The first exhibition received a mixed critical and public reception, but other artists were drawn to the group’s expressive freedom. The second show of The Blue Riders, held in February 1912, included 315 works by over 30 artists.
In 1914, with the outbreak of World War I and the deaths of Marc and Macke, two of the most prominent members of the organization, Der Blaue Reiter dispersed.
In 1912, Macke met the French painter Robert Delaunay, who worked in a colorful Cubist-influenced style. Subsequently, Macke introduced a Cubist analysis of form into some of his paintings. However, he generally remained faithful to the Impressionist subject matter, portraying domestic scenes from everyday life.
In April 1914, he traveled with the Swiss painter Paul Klee to Tunisia, where Macke produced a large number of works. The emphasis on color in these paintings demonstrates the effect that Delaunay’s Cubism had upon him.
“I would consider myself incredibly lucky if I was to return from this war. I think about all the beautiful things that I have witnessed and that I have you to thank for.”
August Macke’s letter to his wife Elisabeth, August 1914.
Macke’s career ended abruptly due to his premature death in the second month of World War I at the front in Champagne, France on September 26, 1914.
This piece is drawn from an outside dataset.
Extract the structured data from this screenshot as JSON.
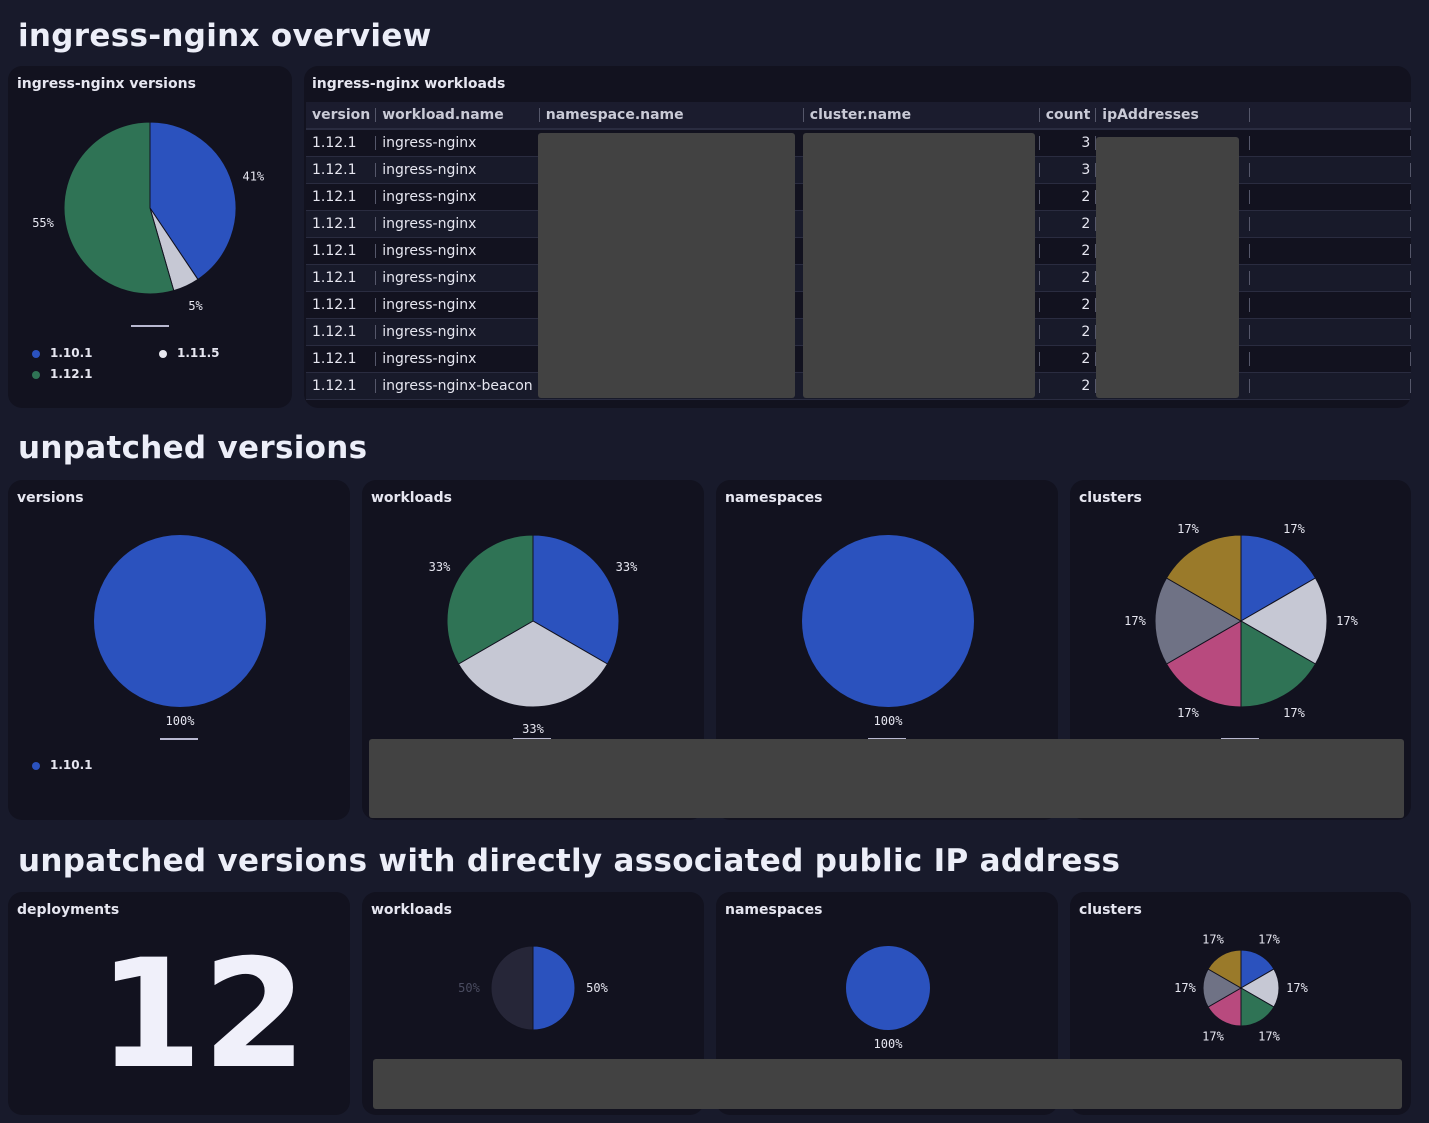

In a powerful and moving memorial, Macke‘s close friend and colleague Franz Marc wrote:
“We painters know that without his harmonies, whole octaves of colour will disappear from German art, and the sounds of the colours remaining will become duller and sharper. He gave a brighter and purer sound to colour than any of us; he gave it the clarity and brightness of his whole being. With his death one of the most promising and daring lines of development of our German art has been abruptly severed; none of us are capable of carrying it forward.”
Eulogy to Macke, Franz Marc, 1914.
Two years later, Marc too was killed on the battlefield.